Soon after Lester quits his job, in fact, he bilks the company for a year’s salary by threatening to disclose scandalous information that he has become privy to. He begins smoking pot, and buys a hot rod. He plays with remote control cars, takes a job at a fast food joint, and starts working out. In every way, he reverts back to his teenage years. Even the soundtrack begins blaring out classic rock tunes from the 1970s. Finally after years, decades even, of feeling low, miserable, and not alive, he feels great.

This reversion back to his glory days is only the beginning. It is a reversion back to the days when he had fun when he felt alive. But he is not a man who will stop there. This is just the beginning point to a lifelong conversion of living a full life, as opposed to a life full of the right things, but that is ultimately empty.
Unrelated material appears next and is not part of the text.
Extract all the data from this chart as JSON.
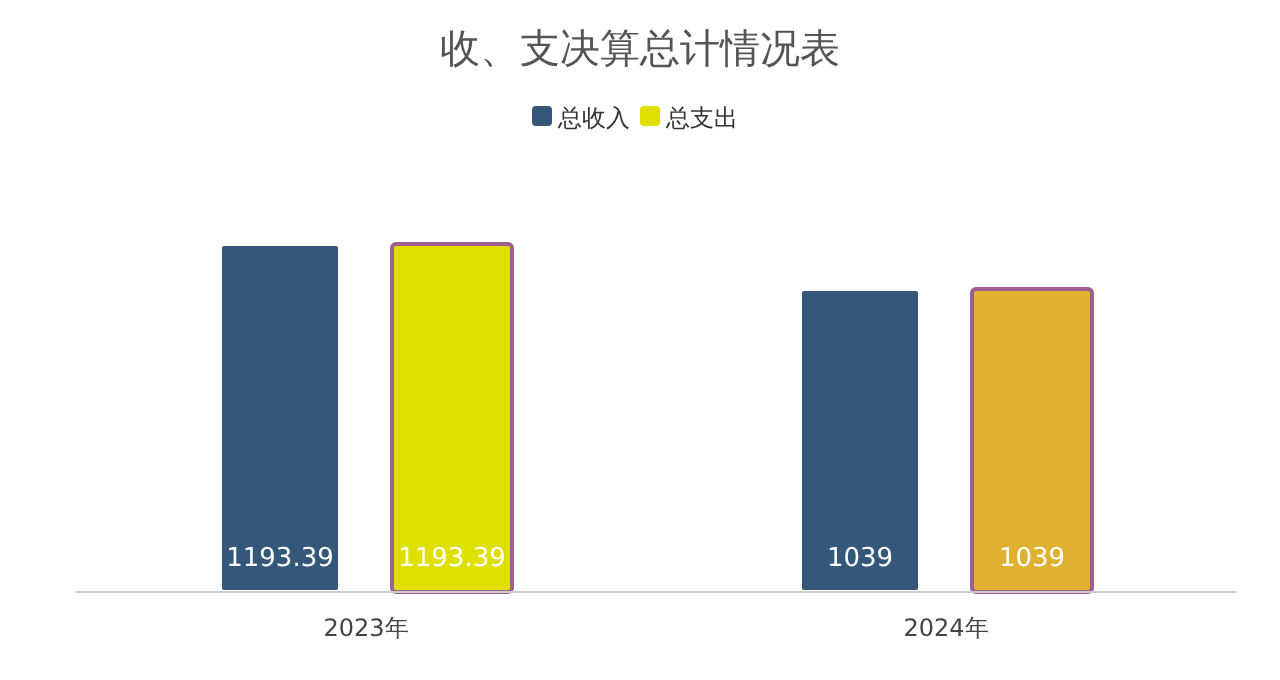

Or it would be if he was not shortly dead (this is not nearly the spoiler you might think it is, for Lester announced his death within the first minutes of the film.) Toward the end of the film, we can see that Lester is already outgrowing his childish behavior. When he yells at his daughter, he immediately feels the sting of regret. When given the chance to indulge in his lusts, he backs away, understanding that it is not right. Just as the music changed to classic rock with the first change, here it has changed again, turning into the same classic rock being covered by newer, contemporary artists.

Many will probably say that using the lust for a teen, and illicit drug use as a catalyst for change, is not a change for the better. I can already hear my mother scolding me for having seen the movie, much less reviewed it from 2,000 miles away in Oklahoma. Yet, here it works and works well. I don’t believe the film is saying that these things should be the means to a change, these things only served as means for this character to break free from the rut that had become his life. There is a telling scene where Lester and his wife are overcome with sexual desire. As he dips his wife to kiss her, she stops the embrace because he is near to spilling his glass of wine on an expensive couch. An argument ensues with Lester proclaiming that “it’s just a couch,” while his wife is horrified at the thought of ruining said couch. There lies one of the central themes of the film. That these characters are so wrapped up in the material that they lose sight of the better pleasure of life, including lovemaking.

It is not a perfect film. The Burnham’s neighbor, Col. Fritts (Chris Cooper) seems a caricatured archetype. He plays a hateful, homophobe who really carries deep-rooted homosexual tendencies. It is too outlandish to be considered real. Though it must be said the part is played marvelously by Chris Cooper. Jane’s speech about being a freak too may move the young kids who consider themselves the nonconformist, shy type, but it is too after-school special for my tastes.

I’ve left out some of the best scenes and an important character, Ricky Fitts (Wes Bentley). He plays the drug-dealing son of Col. Fritts, who likes to record everything on his video camera. There is a moving scene in which he and Jane watch an old tape he recorded of a plastic bag floating through the air. It is a moving, poetic scene that conjures up thoughts of the futility of life and its very beauty. It is that type of movie. It creates beautiful, moving, simple scenes that bring a sense of hope to live, while at the same time, showing the ultimate horror of living it.